New car.  New house.  New wife.  The smell of bacon was even coming from his kitchen.  He couldn’t believe how lucky he had been recently, though he didn’t even really believe in luck.  He worked hard for the changes he made in his life.  Just as he had started running miles every morning before work, he had made positive decisions and choices for the rest of his life as well.  Those choices had led, one by one, to the new car, the new house, the new girlfriend who quickly turned into the new wife.  They were all tied together and all resulting from him choosing to live healthier, to be happier, to demand more of himself.

That didn’t mean that all days started with bacon, that all days were perfect from start to finish.  All that “new” in his life required maintenance to keep them nice just as choosing to be happy and healthy required maintenance too.  Waking up early to go for his run, to set the tone for his days, wasn’t always easy but he did it anyway.  It was the right thing to do,  not the easy thing to do.  He regretted that it had taken him so long to realize the importance of that but was choosing not to let that regret shape his current outlook.  He wasn’t going to dwell on the past.  Each new day was a new chance for improvement.

He ran up the hill to the smell of bacon and looked forward to the adventures of the coming day while the song of his new life echoed up and down the quiet morning street.

safe 2

This is a follow-up to “safe” and was written because Trent asked for more.  I don’t know if this will be the end of it or if I will continue to come back to this character.  We’ll just have to, as always, see where the words take us.

……………………………

She woke to the scratch of the sun on her hand, absentmindedly trying to brush it away with no success.  Her eyes cracked against the glare, to glare at the offending stray beam of light splashed across her flesh.  Scowling she withdrew her hand and curled away from the day but sleep would not come back to her and a few minutes later she sat up and took stock of her surroundings.

It was later than she had expected, which is why the sun had found her in the alcove of the now defunct store.  Not unlike the carts that used to be returned on a nightly basis, she found her way there most evenings to find her rest.  The world, people and cars, bustled nearby, visiting the shops that were still open in this dying strip mall.  Without the flagship, the others would close eventually unless a new grocer came in to fill the vacancies.  She had seen it go both ways before.

Her pack was where she’d left it.  She was grateful for that but had learned how to get by without her few possessions.  Her current pack, a purple and ragged affair, was not her first and would not be her last.  Things had a way of walking off in the middle of the night.  That truth was part of living on the streets.

Fishing a cigarette from her dwindling pack, she struck a match and pulled in the smoke, filling her lungs with warmth, before releasing it to the wind.  She watched the smoke disappear before taking another drag.  It was a nicotine breakfast kind of day again.  Her stomach hardly argued with her much anymore and this morning was no exception.  She had some coins rattling around in a pocket.  She’d see if she could find them a few more companions and maybe get some lunch in a bit, or maybe get a new pack.  Depending on how the rest of the morning went that could be a tough call.

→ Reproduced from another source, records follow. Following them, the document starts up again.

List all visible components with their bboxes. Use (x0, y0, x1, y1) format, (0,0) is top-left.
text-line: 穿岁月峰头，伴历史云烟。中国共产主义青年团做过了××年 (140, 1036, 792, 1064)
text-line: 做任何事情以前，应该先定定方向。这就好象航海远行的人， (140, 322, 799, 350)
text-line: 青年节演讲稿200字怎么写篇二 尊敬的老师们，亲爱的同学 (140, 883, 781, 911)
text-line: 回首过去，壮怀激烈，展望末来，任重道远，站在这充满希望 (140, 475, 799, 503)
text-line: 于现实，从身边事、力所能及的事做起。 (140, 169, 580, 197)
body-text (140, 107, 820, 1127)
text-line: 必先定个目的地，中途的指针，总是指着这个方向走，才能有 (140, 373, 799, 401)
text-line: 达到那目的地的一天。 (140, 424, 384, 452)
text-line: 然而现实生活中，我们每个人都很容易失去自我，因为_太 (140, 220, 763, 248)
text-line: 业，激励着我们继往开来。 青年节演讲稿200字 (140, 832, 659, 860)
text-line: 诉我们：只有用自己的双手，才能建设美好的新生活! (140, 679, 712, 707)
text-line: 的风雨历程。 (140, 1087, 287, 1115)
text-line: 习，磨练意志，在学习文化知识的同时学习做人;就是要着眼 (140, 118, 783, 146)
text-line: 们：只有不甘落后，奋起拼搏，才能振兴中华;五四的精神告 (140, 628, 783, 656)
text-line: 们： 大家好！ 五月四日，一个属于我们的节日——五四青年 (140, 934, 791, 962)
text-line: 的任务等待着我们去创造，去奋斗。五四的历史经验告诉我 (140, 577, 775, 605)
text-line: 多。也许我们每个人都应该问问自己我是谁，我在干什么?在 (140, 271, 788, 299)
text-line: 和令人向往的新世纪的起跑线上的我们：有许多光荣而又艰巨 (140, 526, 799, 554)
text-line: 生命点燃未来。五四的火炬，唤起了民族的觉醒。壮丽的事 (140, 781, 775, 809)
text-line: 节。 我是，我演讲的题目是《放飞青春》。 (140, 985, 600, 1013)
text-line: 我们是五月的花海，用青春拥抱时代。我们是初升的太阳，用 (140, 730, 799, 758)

Stretching, she crushed the filter of her now spent cigarette between finger and thumb, and then deposited the butt in the small pile of trash she’d move to a can when she walked away.  She liked to keep her space clean.  She didn’t see any sense in allowing her small nightly alcove to become cluttered with trash, especially when there was a can only a few feet away and she’d pass it on her way to the park.  Shouldering her pack, her muscles groaned her onto her feet, and she took a few timid steps until she found the strength and balance to stride onward.  Lunch seemed like it might need to win out over smokes.  Then again, the day was still young and almost anything could happen before she’d have the coins to get either.